D'un blanc tirant sur le violet, le ciel enfenêtré, parce qu'immuablement peint au cœur du timbre triste d'un lotissement de banlieue, n'annonçait à le voir, pour Serena, aucune innovation. La paperasse autour d'elle - et que le ciel cadrait cette fois - progressait pour sa part pathologiquement, patence syllogomane induite dès qu'un travail d'enquête s'effectue à partir d'un mystère d'importance. Ou plus précisément, dans ce cas-ci, à partir d'un improbable fendillement des moulures stylisant le plafond d'existence, à partir donc d'un trou de mémoire...non pas des voisins et monstres présumés...mais bien du Temps lui-même. Le Temps avait oublié ce qu'il s'était passé.
Le Temps ! Ce consigneur exaspérant de chaque faits et gestes, en ceci qu'il les produit et les permet car maître du mouvement, avait donc pris une sorte de pause, d'arrêt pour respirer alors que par essence (de par la décision de ce jeudi de juin du Parlement Adamantin), on l'enrôla pour être le principal poumon de tout le pulmonaire.

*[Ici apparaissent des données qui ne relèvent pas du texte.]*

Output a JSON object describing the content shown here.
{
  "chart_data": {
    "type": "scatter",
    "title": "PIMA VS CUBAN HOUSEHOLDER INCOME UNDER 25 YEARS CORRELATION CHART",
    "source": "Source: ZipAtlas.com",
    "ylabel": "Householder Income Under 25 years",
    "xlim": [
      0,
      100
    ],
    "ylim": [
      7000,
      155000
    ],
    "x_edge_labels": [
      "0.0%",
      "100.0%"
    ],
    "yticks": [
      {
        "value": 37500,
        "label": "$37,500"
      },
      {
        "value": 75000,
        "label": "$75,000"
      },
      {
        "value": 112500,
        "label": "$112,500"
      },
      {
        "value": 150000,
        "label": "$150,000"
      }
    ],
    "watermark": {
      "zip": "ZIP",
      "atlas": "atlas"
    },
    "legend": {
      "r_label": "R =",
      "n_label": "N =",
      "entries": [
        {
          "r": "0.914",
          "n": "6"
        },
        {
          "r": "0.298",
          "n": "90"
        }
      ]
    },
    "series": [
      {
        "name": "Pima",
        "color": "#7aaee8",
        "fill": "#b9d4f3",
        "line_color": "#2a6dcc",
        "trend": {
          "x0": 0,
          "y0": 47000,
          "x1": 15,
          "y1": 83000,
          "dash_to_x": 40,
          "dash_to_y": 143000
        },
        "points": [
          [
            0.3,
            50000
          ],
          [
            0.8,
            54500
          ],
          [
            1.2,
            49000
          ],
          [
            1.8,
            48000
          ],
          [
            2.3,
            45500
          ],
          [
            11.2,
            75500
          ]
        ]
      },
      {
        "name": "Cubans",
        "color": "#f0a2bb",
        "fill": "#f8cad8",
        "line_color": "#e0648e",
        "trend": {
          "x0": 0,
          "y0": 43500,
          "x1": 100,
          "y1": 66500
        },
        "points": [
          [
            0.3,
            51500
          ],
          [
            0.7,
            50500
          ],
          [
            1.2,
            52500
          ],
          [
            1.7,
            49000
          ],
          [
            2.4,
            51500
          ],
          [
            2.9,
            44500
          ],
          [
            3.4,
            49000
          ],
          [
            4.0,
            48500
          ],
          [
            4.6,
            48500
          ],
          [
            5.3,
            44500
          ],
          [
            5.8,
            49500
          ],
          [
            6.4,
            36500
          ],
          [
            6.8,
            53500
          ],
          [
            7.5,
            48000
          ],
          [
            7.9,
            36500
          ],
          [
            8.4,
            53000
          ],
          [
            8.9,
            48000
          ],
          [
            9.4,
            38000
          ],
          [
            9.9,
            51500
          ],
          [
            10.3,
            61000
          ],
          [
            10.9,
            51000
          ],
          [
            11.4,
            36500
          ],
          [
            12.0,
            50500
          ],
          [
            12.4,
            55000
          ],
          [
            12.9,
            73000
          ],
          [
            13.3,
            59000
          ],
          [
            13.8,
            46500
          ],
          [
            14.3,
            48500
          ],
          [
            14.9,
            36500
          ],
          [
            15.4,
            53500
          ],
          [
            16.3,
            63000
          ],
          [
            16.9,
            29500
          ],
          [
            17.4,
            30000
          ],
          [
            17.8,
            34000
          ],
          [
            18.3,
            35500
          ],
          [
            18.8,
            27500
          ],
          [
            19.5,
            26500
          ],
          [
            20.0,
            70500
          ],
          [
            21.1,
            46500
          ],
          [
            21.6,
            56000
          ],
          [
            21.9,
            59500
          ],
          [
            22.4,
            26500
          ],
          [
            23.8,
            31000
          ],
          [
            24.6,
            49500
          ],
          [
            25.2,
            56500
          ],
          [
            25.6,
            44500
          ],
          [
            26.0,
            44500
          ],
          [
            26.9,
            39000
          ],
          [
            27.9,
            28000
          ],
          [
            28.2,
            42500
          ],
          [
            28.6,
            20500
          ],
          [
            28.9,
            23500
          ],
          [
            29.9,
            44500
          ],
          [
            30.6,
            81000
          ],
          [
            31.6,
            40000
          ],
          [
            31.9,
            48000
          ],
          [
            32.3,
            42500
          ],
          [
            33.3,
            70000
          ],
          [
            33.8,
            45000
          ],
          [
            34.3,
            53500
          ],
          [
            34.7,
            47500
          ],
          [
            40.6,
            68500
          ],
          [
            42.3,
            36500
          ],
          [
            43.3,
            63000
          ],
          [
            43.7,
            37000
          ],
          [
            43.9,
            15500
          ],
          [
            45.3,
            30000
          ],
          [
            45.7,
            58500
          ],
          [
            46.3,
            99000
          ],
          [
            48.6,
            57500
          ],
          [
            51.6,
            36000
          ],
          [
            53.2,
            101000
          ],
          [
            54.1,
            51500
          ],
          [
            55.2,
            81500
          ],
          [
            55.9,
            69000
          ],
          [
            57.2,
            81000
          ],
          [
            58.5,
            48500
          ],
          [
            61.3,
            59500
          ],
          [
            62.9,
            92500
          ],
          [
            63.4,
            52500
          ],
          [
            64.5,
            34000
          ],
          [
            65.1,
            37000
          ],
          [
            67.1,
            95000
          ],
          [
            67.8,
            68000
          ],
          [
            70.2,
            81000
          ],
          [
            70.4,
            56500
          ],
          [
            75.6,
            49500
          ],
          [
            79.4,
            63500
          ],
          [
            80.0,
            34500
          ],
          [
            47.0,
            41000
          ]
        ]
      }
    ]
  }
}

Cependant il est à remarquer, après un bref examen de l'Histoire, que cette absence, bien que stupéfiante et apte à gâter le sommeil des mieux lotis des loirs, n'était pas tout à fait une première. En effet et pour prendre un exemple récent afin d'illustrer rapidement mon propos, lorsque Yokozuna s'abattit de tout son poids depuis la troisième corde sur le torse de Bret "Hitman" Hart au cours du Wrestlemania 10 de 1994, quel spectateur assidu de ce celluliteux éboulement peut affirmer ne pas avoir assisté, impuissant ainsi qu'avide, à l'enfoncement terrible de la cage thoracique du né natif de Calgary ? Quel est celui qui peut, idem, nier avoir entendu, dans la suite directe de l'impact, une maximale quantité d'os, plexulaires et costaux, se faire la malle au creux de zones normalement réservées aux tibias et épaules ? Qui peut cela ? Personne !

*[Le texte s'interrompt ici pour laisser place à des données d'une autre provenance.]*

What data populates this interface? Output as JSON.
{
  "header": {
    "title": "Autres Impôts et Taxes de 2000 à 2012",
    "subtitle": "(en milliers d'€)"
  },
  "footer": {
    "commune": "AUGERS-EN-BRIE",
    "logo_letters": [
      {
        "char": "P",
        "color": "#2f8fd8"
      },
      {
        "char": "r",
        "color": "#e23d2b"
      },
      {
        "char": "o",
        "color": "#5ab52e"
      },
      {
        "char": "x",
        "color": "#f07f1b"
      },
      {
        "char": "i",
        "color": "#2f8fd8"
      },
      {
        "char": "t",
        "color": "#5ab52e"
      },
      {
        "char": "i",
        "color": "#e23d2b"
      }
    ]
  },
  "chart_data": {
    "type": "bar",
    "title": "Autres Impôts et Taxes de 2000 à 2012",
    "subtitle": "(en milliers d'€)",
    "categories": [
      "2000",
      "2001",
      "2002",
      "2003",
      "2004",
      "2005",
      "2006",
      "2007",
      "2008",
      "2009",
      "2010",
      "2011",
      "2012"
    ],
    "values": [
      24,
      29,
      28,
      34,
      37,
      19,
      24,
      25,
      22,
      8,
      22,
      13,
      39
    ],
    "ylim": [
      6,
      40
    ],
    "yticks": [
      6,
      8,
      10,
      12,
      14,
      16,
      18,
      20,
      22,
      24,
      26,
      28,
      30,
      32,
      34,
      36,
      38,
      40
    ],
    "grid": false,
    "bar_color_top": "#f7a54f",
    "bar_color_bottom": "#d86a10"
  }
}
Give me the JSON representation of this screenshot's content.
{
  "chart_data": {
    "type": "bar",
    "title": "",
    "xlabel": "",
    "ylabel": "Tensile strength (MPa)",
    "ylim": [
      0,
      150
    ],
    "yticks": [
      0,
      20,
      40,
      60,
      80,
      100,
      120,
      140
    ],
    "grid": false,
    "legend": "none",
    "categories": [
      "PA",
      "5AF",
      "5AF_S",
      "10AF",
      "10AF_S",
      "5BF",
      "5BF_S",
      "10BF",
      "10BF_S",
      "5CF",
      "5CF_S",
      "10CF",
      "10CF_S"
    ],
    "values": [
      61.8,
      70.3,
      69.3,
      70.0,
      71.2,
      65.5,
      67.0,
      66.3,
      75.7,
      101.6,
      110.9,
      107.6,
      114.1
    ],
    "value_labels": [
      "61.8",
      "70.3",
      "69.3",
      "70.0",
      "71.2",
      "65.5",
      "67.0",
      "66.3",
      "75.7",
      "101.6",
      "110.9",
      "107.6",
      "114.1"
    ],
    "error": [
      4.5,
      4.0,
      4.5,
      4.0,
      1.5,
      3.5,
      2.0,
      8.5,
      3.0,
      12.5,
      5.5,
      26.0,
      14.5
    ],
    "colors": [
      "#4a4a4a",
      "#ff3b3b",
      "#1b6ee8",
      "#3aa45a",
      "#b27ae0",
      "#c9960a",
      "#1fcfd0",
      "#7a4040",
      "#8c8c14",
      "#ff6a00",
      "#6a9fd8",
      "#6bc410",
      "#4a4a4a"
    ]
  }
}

Pourtant, aux faits illuminés par la latence d'une caméra, il s'avère que Bret, selon une scène sûrement mûrement répétée, se tira d'affaire ce soir-là en roulant sur le flanc (et donc en demeurant totalement indemne) ! Impressionnant réflexe de catcheur entraîné qui prit de court, comme avancé plus haut, tout le public présent au Madison ce soir-là. Mais pas parce qu'ils étaient toutes et tous mous du bulbe, même pas non plus à cause d'un de ces effets de foule faisant le ravissement des sociologues prostrés, non, point d'offense simpliste de ce genre peut convenir ici. L'affaire est plus grave, plus entêtante, plus immorale. Plus dangereuse également qu'une boxe fictive aux gants trempés d'acide ou de blocs de ciment...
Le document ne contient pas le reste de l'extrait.